We’ve developed our own abuse-detection technology, Omnivore, that analyzes campaign data and user activity to predict — and prevent — bad behavior in campaigns. Omnivore prevents abuse on a massive scale, which helps us uphold our reputation and improve deliverability for everyone. We also have a human review team that monitors for potential abuse and is empowered to suspend accounts and contact users about risk factors that need to be addressed.
Authentication acts like a license plate for an email — a trackable identifier that proves to a recipient’s ISP that the email is coming from a legitimate sender. Mailchimp automatically adds DKIM and SPF authentication to all campaigns by default, so you won’t need to edit DNS records manually. But if you’d like to set up custom authentication for your clients, you can do that, too. Not sure which type of authentication is the best fit for your clients? This article can help you decide.
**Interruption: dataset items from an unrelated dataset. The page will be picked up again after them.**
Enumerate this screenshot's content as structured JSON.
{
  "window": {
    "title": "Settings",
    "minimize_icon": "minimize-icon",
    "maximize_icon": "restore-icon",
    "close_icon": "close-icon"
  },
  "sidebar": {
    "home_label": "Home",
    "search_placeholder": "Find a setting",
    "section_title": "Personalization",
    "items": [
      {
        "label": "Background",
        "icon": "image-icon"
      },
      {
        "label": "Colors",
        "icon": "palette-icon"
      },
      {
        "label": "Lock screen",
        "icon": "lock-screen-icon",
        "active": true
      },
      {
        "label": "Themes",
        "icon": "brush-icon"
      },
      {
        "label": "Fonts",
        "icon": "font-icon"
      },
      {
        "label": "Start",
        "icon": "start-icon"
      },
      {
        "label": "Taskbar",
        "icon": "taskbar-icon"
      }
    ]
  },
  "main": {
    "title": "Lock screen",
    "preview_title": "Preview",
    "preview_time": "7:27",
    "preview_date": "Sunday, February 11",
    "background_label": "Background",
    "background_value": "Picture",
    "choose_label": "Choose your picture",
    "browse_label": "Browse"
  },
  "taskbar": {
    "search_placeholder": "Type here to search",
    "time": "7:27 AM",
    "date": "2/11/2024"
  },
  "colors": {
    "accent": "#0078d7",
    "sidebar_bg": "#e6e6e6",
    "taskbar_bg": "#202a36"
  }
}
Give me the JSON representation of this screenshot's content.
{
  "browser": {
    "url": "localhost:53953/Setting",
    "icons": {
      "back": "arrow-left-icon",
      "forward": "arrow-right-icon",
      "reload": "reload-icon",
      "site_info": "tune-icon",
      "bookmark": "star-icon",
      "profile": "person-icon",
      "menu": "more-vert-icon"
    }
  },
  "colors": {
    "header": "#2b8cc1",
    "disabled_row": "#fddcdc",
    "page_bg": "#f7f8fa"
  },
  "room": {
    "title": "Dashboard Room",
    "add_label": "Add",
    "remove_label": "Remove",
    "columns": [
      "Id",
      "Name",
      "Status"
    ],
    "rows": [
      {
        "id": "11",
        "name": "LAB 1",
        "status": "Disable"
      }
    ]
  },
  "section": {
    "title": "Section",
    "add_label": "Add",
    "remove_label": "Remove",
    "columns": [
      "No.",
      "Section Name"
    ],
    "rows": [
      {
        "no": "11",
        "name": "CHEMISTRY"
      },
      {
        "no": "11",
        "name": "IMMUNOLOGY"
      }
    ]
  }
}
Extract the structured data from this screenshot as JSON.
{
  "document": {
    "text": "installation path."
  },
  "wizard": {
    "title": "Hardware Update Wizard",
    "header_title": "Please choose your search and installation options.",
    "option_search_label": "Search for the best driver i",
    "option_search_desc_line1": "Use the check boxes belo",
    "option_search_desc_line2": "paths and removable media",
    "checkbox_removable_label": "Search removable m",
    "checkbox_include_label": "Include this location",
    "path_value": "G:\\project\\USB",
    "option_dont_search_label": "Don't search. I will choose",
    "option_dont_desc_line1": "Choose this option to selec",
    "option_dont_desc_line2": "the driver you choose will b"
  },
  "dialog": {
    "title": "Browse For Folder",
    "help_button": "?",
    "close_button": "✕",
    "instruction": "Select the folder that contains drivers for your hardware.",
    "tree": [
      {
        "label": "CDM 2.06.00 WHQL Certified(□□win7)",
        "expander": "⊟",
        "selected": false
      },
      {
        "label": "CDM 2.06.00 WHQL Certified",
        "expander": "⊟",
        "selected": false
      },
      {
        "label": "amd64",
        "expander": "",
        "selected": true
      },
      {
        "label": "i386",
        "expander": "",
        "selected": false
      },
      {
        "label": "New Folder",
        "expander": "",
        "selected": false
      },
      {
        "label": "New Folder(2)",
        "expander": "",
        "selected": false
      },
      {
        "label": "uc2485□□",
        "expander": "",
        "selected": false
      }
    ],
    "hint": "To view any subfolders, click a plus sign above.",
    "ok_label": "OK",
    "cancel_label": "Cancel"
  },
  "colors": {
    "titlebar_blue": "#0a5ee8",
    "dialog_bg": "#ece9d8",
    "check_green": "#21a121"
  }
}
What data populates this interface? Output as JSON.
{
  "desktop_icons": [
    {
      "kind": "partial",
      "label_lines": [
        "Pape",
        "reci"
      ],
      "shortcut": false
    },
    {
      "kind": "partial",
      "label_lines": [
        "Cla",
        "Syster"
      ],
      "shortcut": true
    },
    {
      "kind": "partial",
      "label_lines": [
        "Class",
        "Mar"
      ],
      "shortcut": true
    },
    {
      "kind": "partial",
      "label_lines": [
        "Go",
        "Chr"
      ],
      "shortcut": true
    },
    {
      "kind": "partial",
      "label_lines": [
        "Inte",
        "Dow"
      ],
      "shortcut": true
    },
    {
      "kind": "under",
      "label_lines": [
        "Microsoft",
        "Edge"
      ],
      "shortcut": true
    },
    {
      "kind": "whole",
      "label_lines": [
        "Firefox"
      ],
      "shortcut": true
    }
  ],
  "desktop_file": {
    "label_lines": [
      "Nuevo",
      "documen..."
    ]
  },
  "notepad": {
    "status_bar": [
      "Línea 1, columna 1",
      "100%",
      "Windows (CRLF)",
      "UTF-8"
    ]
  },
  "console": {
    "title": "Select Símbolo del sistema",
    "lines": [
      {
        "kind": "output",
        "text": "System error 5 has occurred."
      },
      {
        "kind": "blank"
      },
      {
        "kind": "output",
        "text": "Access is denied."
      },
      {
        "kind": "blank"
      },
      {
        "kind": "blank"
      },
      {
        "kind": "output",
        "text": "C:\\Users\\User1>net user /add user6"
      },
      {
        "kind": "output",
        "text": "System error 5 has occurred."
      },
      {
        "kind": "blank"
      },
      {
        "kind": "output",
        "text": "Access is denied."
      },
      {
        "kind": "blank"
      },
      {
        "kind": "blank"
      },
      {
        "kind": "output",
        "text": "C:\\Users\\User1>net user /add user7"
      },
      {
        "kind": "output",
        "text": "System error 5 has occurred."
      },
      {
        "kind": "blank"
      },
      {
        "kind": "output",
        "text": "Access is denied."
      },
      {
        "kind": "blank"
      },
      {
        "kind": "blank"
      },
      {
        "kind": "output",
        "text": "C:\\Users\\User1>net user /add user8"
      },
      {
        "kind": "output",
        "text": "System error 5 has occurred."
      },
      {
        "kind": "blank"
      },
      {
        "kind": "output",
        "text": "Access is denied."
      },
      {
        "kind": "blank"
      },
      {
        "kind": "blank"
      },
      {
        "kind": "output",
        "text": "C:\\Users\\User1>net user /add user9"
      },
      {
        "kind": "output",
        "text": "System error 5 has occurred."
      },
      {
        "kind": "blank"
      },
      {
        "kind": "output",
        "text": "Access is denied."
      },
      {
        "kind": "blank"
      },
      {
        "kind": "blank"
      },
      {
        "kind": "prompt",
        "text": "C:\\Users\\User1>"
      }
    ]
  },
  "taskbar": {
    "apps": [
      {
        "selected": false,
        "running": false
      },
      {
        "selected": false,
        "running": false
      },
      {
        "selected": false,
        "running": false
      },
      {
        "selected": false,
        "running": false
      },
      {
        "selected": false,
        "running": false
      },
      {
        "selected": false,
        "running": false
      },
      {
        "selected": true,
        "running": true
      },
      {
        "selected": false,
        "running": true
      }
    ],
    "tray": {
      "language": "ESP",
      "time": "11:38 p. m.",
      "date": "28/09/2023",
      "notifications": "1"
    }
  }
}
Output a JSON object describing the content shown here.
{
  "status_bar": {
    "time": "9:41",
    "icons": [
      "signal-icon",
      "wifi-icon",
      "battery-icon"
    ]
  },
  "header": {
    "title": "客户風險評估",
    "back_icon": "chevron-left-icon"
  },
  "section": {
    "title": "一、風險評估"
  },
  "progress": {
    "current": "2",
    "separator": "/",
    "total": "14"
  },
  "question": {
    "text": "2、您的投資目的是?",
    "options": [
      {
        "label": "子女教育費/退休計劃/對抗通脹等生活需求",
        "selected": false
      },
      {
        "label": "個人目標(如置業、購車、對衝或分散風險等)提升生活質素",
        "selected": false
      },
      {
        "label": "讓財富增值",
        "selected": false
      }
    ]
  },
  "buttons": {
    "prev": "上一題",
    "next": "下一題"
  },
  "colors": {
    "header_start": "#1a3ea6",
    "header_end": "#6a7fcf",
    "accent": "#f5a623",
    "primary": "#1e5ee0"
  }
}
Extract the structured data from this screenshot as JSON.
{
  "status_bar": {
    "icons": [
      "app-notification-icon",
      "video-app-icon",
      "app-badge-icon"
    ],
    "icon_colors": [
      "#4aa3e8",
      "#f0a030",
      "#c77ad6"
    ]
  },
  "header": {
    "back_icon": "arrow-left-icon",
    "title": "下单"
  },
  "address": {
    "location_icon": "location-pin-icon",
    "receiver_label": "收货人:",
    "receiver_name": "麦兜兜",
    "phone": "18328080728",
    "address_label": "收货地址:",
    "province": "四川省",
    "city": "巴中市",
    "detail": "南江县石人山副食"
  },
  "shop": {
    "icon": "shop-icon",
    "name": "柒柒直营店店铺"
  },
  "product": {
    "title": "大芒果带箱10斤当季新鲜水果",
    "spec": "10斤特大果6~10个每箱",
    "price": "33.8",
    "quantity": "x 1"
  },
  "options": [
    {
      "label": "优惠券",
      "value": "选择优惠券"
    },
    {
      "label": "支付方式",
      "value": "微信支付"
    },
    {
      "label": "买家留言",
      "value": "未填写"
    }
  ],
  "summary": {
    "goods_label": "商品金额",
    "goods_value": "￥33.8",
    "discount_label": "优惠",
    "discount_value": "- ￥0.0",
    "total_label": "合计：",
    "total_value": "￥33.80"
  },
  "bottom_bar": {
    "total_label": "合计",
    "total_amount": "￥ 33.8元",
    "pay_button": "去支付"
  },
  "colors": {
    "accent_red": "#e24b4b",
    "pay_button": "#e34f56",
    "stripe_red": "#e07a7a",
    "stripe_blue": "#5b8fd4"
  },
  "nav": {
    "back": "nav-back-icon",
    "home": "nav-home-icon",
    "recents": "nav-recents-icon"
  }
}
Mailchimp delivers email very fast. Like, a million emails in 45 minutes fast. But major ISPs place limits on the number of emails that can be received from an IP address in any given amount of time. Those limits are unpublished, and can be affected by bounce rates, abuse complaints, subscriber engagement, spam trap hits, or any other behavior an ISP deems suspicious. Mailchimp has hundreds of IP addresses. They’re grouped by list reputation scores and have inbox acceptance ratings of 96%- 99%. That’s how we send through multiple IP addresses and account for throttling.